You must recognize the value of the hedges when you state your counterclaims.

Hedges

-is a word or phrase that minimizes negative impact of criticism.

When presenting a counterclaim, you are providing criticism since you are stating that the
claim is not true. Hedge is used to give a courteous tone in your writing.

Some forms of Hedges

Frequency Adverbs

-adverbs that change or qualify the meaning of a sentence by telling us how often or how
frequently something happens are defined as adverbs of frequency. Like always, constant, generally,
frequently, often and etc.

Example Sentences:
I usually get up late on Saturdays.
I always do my homework on time.
She goes out occasionally.

Probability Adverbs

-adverbs that are used to show how sure we are about a situation or an event. The most
common adverbials of probability are: definitely, certainly, clearly, obviously, possibly, perhaps,
probably, maybe.

Example Sentences:
We will definitely be there tomorrow.
She is certainly coming to the party.
It is clearly going to be wonderful weather tomorrow.

Auxiliary Verbs

-auxiliary (or helping) verbs are used together with a main verb to show the verb’s tense or to
form a negative or question. The most common auxiliary verbs are have, be, and do.

Example Sentences:
Does Sam write all his own reports?
The secretaries haven’t written all the letters yet.
Terry is writing an e-mail to a client at the moment.

Modal

-a modal is a type of auxiliary (helping) verb that is used to express: ability, possibility,
permission or obligation. Modal phrases (or semi-modals) are used to express the same things as
modals, but are a combination of auxiliary verbs and the preposition to. The modals and semi-modals
in English are: Can/could/be able to, may/might, shall/should, must/have to, will/would.

Example Sentences:
I can speak a little Russian,
May I sit down, please?

DETERMINING TEXTUAL EVIDENCE

What is an Evidence?

Evidence is most commonly thought of as proof supporting a claim or belief.

Function of an Evidence

When writing something about literature, or writing about a particular text, a writer needs to
strengthen his discussion by providing powerful answers from the text as evidence of the questions he
raises. It is not enough to just simply drop in quotations around the text and expect their relevance
and importance of his arguments to be self-evident.

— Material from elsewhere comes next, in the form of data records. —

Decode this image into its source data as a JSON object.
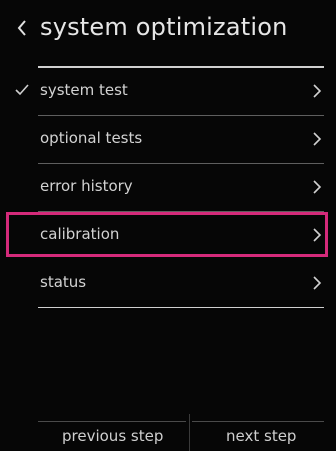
{
  "header": {
    "title": "system optimization",
    "back_icon": "chevron-left-icon"
  },
  "menu": {
    "items": [
      {
        "label": "system test",
        "checked": true,
        "chevron_icon": "chevron-right-icon"
      },
      {
        "label": "optional tests",
        "checked": false,
        "chevron_icon": "chevron-right-icon"
      },
      {
        "label": "error history",
        "checked": false,
        "chevron_icon": "chevron-right-icon"
      },
      {
        "label": "calibration",
        "checked": false,
        "highlighted": true,
        "chevron_icon": "chevron-right-icon"
      },
      {
        "label": "status",
        "checked": false,
        "chevron_icon": "chevron-right-icon"
      }
    ],
    "highlight_color": "#d42a7a"
  },
  "footer": {
    "previous_label": "previous step",
    "next_label": "next step"
  }
}
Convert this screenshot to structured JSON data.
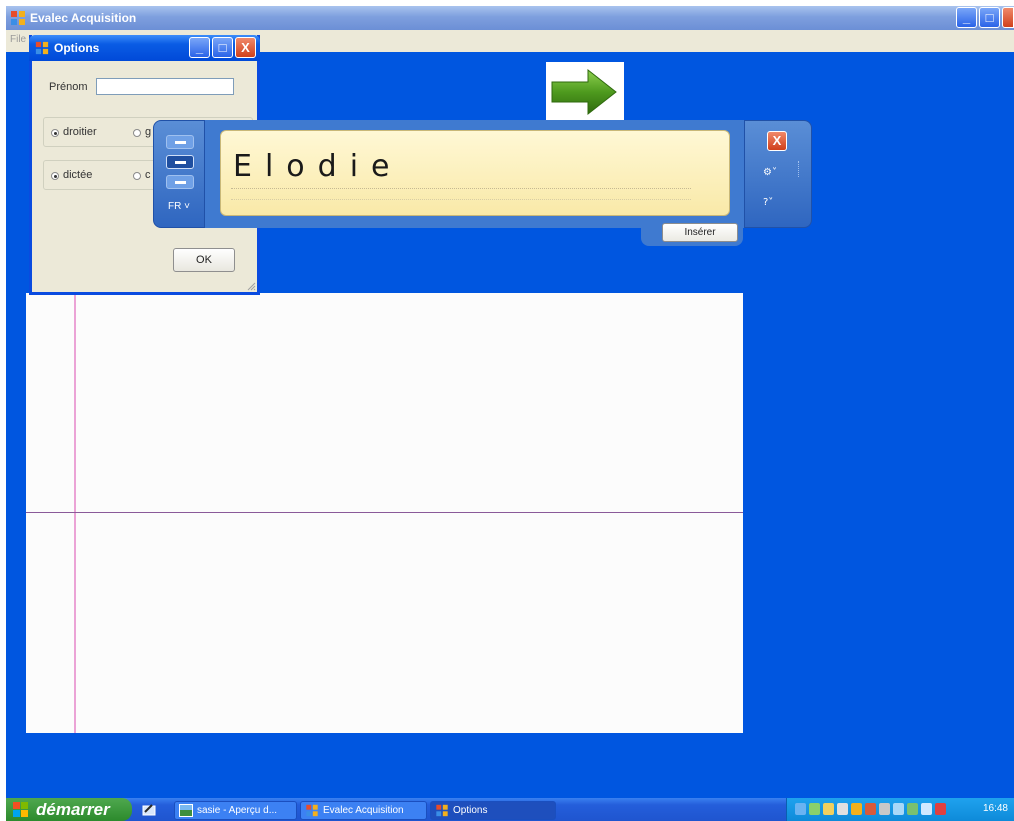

The fact is that simply making a claim and making an argument does nothing to convince
the audience. The audience will only believe what the writer or the speaker has to say if he proffers
strong evidence to back up his arguments. Therefore, evidence not only helps the writer convince his
readers, but also persuades them to feel sympathy, or to support his argument. Mostly political
speakers, research writers, and editorial writers use evidence extensively to turn public opinion for or
against some issue.

What is Textual Evidence?

Textual evidence is support for your analysis that comes directly from the text itself. When you
analyze a text, you want your readers to know what the author actually says rather than merely your
interpretation of the author's ideas. This means that you quote, paraphrase, and/or summarize the
author's words to support your points.
How to determine Textual Evidence?

Before you can begin the search for that illusive textual evidence, you must first determine what
point you’d like to prove. Does the tragic hero’s life crumble about his feet because of his stubborn pride?
Does the author use descriptive language to set a particularly dark tone? Once and only once you know
what you’d like to prove can you identify a piece of

Once you know what argument you’d like to make, begin the search for evidence: Find a portion
of the text that supports your idea and then locate the most important part of that evidence. Maybe it’s
dialogue that points to a character flaw or a snippet of scintillating imagery. Is there a particular word or
phrase that is essential to your argument? If you removed that word or phrase, would the evidence be as
convincing? Consider the words’ definitions, the feelings they evoke, and the context of the situation.